Why study Anthropology at the LSE? What our students say about us
"My time at the LSE has been ‘eye opening’. I put this down to studying Anthropology and learning from some of the world’s best experts in their fields, along with other curious students.
Anthropology is about thinking outside the box, it challenges individuals to understand how and why other human beings live life a certain way. But it doesn’t stop there. As an Anthropology student I was faced with innovative theories that are open to debate, which the department actively encouraged me to take a central role in. The department held weekly public lectures, where you were invited to openly ask questions. However, the most fulfilling learning experience for me was the small classes, because I was being taught by the very people who had already spent several years studying and writing about the people I was studying.

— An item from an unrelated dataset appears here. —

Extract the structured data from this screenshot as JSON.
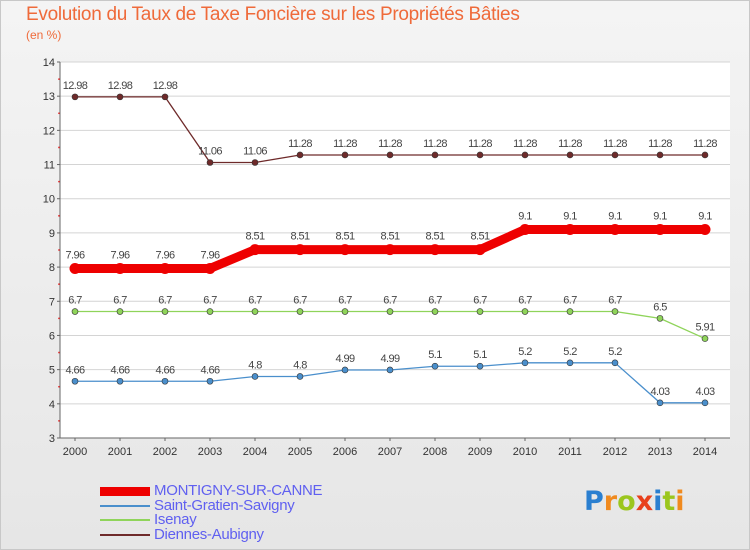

Throughout the years I developed multiple transferable skills, which are invaluable for a diverse range of careers. When thinking about life after the LSE the career possibilities were endless: I looked into journalism, development work and the legal profession. This is one of the key advantages of studying a course that equips students with creative thinking skills and develops them as an individual."
"Before starting the course I kept reading/hearing anthropologists say that when you finish a degree in Anthropology, you will never see the world in the same way again. And it’s actually true. It is very hard to stress how invaluable this discipline is. Applying to study Anthropology was undoubtedly the best decision of my life.
I felt the warmth of the department from day one – it was quite obvious that the teachers were excited to have us there. The department really values its undergraduate students. Then followed the tutorial system: meeting our tutors in groups of three, every three weeks during the whole degree, offered a very calming, informal and enriching intellectual stepping stone between topics. Writing two to three tutorial essays a term for our tutors was invaluable: it helped me perfect my essay writing (analytic, thinking skills), which was a great practice for our assessed essays, but also meant we had at least three weeks/topics per term which we had mastered by being forced to think in depth about it. From year one we were encouraged to seek out our teachers via email or office hours, something I did with enthusiasm, and found unlimited advice (personal and academic) and a humbling level of intellectual sharing/generosity on behalf of the teachers.
Anthropology engages the mind, more than any other social science. Its study requires and engenders a huge level of critical inquiry, in line with its own tradition of self-criticism, which promotes a rigorous kind of 'disciplinary self-awareness' which in turn means anthropologists rarely hide from all the crucial epistemological power/knowledge implications of being an academic discipline. And yet it remains a very imaginative, experimental, playful and (for me, magical) space which can only aid intellectual inquiry.
This hybridity enables Anthropology’s holism. And again, although Anthropology is often relegated (by other social scientists) to the periphery of the social sciences, I see it as the centre, drawing on and looking at (and combining) the psychological, the historical, the economic, the political, and the philosophical of the human condition."
"In a world obsessed with money, power, oil and numbers, to have at my fingertips a community of people who are motivated out of a genuine desire to learn and understand for the sake of knowledge and tolerance, and to make the world a better and more just place..... That is a pleasure no amount of words can express. When I came to the Anthropology department at LSE, I truly felt like I was coming home after a long walk out in the cold."